C’était la première fois que l’étudiante découchait depuis sa rupture avec Camila, avant l’été. Il était deux heures de l’après-midi et Stefano commençait à se tracasser : où s’était-elle fourrée ? Le transfert était ridicule, quarante ans séparaient les deux femmes, mais avec sa ferveur et son franc-parler, Gabriela lui rappelait parfois tant Manuela qu’il ne savait plus quoi penser. Vivait-il à ce point dans le passé ? Était-ce ça, la vieillesse ? Ressasser les mêmes histoires, comme si le compteur un jour s’était bloqué — en l’occurrence le 11 septembre 1973 ?
Stefano n’avait pas cherché à bâtir de famille en France, comme beaucoup d’exilés chiliens. Il avait appris le métier de projectionniste, à ravaler ses illusions. Il avait cru à un monde plus généreux : aujourd’hui, l’idée même de partage semblait obsolète. Les gens ne connaissaient plus le nom des arbres, des fleurs ou des écrivains, mais pouvaient citer des centaines de marques de vêtements, de sportifs, de sodas… L’être ou l’avoir, un vieux débat qu’il n’en finissait plus de perdre.
Son père déjà comptait parmi les deux mille cinq cents réfugiés du Winnipeg , le bateau que Pablo Neruda, alors consul en France, avait affrété pour sauver les derniers lambeaux de la République espagnole. Né onze ans plus tard à Santiago, Stefano avait hérité une haine particulière pour les fascistes d’Europe ou d’ailleurs : le radicalisme du MIR avait fait l’affaire… Stefano avait vingt ans à l’arrivée au pouvoir de l’Unité populaire d’Allende, en 1970. Che Guevara avait été tué dans la jungle bolivienne trois ans plus tôt mais le mythe du foco faisait encore tourner les têtes brûlées comme lui. Spécialisés dans les braquages de banques qualifiés alors d’« expropriations », Stefano et ses camarades du MIR comptaient allumer des foyers d’insurrection à travers le Chili pour renverser le capitalisme et l’impérialisme yankee, mais en prenant le pouvoir par les urnes, Allende avait créé une situation inédite pour tout marxiste de l’époque : installer le socialisme en utilisant les seules ressources de la légalité bourgeoise.
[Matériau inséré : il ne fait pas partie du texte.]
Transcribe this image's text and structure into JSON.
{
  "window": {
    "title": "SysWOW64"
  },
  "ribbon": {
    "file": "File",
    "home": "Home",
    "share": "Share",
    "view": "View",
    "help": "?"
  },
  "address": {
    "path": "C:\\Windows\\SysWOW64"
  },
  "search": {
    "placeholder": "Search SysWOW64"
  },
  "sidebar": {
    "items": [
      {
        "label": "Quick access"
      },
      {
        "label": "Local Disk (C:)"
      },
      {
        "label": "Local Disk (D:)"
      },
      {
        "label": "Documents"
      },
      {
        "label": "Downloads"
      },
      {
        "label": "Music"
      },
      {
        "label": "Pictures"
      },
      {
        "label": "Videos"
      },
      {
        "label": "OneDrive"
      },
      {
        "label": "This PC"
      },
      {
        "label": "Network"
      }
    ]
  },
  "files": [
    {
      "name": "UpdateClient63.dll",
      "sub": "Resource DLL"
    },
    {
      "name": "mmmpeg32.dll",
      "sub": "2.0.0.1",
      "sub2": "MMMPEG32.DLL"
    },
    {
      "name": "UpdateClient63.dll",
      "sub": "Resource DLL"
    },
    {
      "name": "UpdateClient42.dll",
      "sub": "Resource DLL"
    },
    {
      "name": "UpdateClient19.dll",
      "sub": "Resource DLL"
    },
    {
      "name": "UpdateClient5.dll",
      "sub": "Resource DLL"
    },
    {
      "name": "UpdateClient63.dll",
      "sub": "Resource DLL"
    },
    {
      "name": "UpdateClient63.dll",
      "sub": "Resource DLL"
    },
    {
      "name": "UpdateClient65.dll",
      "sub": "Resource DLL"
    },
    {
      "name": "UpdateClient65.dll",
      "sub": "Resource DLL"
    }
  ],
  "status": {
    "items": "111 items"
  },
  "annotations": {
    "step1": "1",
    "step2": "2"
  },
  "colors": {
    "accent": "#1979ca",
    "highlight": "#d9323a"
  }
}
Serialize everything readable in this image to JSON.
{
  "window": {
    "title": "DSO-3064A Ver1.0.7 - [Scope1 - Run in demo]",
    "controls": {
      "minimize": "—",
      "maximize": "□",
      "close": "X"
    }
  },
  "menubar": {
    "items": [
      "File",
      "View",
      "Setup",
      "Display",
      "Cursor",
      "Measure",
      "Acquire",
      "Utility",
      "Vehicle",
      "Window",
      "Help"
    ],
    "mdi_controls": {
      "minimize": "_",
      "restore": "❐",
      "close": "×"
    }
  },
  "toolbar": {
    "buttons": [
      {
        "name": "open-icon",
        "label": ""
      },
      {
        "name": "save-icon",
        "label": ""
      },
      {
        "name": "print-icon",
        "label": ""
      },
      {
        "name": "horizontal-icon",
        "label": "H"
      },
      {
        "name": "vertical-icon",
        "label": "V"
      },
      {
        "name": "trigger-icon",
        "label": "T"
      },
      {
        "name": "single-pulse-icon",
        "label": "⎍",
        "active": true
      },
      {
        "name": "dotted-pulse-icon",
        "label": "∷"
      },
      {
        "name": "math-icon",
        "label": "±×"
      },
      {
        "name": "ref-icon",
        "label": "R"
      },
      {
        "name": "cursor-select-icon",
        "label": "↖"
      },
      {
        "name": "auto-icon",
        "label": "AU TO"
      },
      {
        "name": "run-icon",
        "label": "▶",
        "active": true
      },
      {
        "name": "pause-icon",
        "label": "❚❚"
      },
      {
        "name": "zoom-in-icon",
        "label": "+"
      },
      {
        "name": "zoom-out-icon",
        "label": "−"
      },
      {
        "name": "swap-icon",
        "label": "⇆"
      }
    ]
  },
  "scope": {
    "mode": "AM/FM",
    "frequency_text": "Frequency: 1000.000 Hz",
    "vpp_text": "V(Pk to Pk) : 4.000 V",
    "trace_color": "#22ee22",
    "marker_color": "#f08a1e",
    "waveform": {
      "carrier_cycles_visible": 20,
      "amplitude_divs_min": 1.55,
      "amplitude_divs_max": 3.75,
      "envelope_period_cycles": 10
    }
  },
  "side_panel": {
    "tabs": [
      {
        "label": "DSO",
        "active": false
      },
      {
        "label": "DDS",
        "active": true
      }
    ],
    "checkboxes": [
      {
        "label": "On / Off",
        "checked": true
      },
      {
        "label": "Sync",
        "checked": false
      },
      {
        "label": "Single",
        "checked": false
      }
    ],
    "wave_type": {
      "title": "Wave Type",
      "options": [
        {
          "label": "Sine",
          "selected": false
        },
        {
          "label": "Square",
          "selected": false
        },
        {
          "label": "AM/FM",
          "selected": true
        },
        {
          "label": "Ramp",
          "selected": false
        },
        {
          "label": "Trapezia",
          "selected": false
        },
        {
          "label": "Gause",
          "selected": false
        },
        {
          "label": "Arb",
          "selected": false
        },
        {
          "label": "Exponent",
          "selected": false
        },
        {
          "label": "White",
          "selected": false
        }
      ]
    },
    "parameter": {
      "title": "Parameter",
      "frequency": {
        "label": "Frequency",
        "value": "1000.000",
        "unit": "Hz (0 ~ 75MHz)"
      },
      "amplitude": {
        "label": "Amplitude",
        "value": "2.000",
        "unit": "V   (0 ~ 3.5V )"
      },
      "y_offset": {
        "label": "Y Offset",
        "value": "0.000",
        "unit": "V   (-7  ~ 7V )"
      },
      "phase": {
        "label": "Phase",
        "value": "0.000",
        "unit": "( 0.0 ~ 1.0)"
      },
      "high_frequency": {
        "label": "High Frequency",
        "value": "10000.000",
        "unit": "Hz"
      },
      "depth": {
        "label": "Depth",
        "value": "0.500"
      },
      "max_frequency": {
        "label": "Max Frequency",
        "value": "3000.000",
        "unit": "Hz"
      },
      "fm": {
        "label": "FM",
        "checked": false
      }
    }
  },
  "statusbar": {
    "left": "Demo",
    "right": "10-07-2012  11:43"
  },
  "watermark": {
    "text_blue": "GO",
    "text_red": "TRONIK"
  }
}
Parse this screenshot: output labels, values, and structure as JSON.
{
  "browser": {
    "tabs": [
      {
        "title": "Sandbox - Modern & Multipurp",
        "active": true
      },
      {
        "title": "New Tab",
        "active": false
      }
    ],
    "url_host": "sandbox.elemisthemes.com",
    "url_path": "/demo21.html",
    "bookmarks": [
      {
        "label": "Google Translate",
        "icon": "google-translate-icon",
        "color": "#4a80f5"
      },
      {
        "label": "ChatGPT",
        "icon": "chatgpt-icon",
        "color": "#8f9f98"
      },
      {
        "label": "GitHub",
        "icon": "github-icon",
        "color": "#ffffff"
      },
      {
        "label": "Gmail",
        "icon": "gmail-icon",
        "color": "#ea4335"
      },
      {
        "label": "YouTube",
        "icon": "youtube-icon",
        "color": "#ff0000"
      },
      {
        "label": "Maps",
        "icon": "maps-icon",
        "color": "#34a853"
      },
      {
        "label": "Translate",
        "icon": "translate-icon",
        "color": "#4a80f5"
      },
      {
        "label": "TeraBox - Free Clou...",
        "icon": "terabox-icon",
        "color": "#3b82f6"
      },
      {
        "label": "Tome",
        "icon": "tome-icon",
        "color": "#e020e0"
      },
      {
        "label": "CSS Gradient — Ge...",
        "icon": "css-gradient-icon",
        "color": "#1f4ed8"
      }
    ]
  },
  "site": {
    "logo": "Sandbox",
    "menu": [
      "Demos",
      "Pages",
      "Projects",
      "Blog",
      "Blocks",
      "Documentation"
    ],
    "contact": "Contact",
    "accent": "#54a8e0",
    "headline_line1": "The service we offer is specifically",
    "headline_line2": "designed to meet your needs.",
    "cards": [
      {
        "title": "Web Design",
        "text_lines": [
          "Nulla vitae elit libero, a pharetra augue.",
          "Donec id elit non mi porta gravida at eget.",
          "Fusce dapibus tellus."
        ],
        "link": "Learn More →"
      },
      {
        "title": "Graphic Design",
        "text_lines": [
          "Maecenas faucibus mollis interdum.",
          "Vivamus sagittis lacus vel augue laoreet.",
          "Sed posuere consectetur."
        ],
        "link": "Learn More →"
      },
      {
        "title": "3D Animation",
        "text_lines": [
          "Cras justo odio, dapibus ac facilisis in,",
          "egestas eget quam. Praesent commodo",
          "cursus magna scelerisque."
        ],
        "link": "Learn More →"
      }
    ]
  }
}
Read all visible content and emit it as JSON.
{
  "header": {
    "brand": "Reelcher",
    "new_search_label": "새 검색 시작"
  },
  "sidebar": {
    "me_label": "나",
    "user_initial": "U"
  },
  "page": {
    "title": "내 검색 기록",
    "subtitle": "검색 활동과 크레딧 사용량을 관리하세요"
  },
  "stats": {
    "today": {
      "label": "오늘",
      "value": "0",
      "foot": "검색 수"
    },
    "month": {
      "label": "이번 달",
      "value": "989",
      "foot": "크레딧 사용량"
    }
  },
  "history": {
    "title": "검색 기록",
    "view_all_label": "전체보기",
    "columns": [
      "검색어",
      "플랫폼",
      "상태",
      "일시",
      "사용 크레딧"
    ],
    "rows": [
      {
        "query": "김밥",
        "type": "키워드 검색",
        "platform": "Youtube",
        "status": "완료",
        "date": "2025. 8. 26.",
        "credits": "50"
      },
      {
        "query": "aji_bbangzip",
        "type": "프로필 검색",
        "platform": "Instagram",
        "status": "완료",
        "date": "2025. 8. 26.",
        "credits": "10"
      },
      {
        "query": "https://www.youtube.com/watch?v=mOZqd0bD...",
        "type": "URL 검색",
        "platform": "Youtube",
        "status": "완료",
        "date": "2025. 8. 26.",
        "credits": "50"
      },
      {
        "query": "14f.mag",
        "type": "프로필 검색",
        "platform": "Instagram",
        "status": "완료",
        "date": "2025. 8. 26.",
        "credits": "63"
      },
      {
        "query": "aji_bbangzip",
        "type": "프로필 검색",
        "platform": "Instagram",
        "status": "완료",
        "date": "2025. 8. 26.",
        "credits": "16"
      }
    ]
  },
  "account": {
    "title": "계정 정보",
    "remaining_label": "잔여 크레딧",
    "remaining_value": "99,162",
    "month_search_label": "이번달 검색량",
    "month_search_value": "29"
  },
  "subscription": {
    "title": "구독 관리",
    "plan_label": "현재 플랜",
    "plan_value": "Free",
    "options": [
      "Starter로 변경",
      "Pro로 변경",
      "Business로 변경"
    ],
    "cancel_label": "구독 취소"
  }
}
Galvanisé malgré l’embargo, le peuple s’était rangé derrière le président élu, mais pour Stefano et ses camarades gauchistes, Allende était un tiède qui, un jour ou l’autre, se ferait destituer par ceux dont il respectait si bien la légalité. Nationalisations, suffrage universel, retraite pour tous, bourses étudiantes, distribution de vivres pour les plus pauvres : Allende n’allant selon eux pas assez loin dans ses réformes, le MIR avait créé une scission pour défier ces socialistes qui refusaient d’armer le peuple… tout en assurant la sécurité du président.
Miguel Enríquez, le secrétaire général du MIR, avait dépêché ses meilleurs cadres pour former le GAP, le « Groupe des amis personnels du président », chargé de sa protection. Stefano faisait partie de ces hommes d’élite : il savait manier les armes et n’avait pas froid aux yeux. C’est lors d’une de ces missions du GAP qu’il avait rencontré Manuela. Brunette tonique au corps athlétique, Manuela suivait Allende dans ses déplacements et n’avait pas la langue dans sa poche. Ils s’étaient plu tout de suite. Chatte au sourire triangulaire, Manuela pouvait flâner dans un parc si le temps s’y prêtait, moins dans les bras d’un homme : ils s’aimèrent en coup de vent, dès que l’occasion se présentait, juraient de se revoir aussi vite qu’ils se quittaient dans l’excitation d’une situation qu’ils savaient révolutionnaire. Le présent était trop dense pour parler d’avenir qui, il est vrai, n’en finissait plus de s’obscurcir.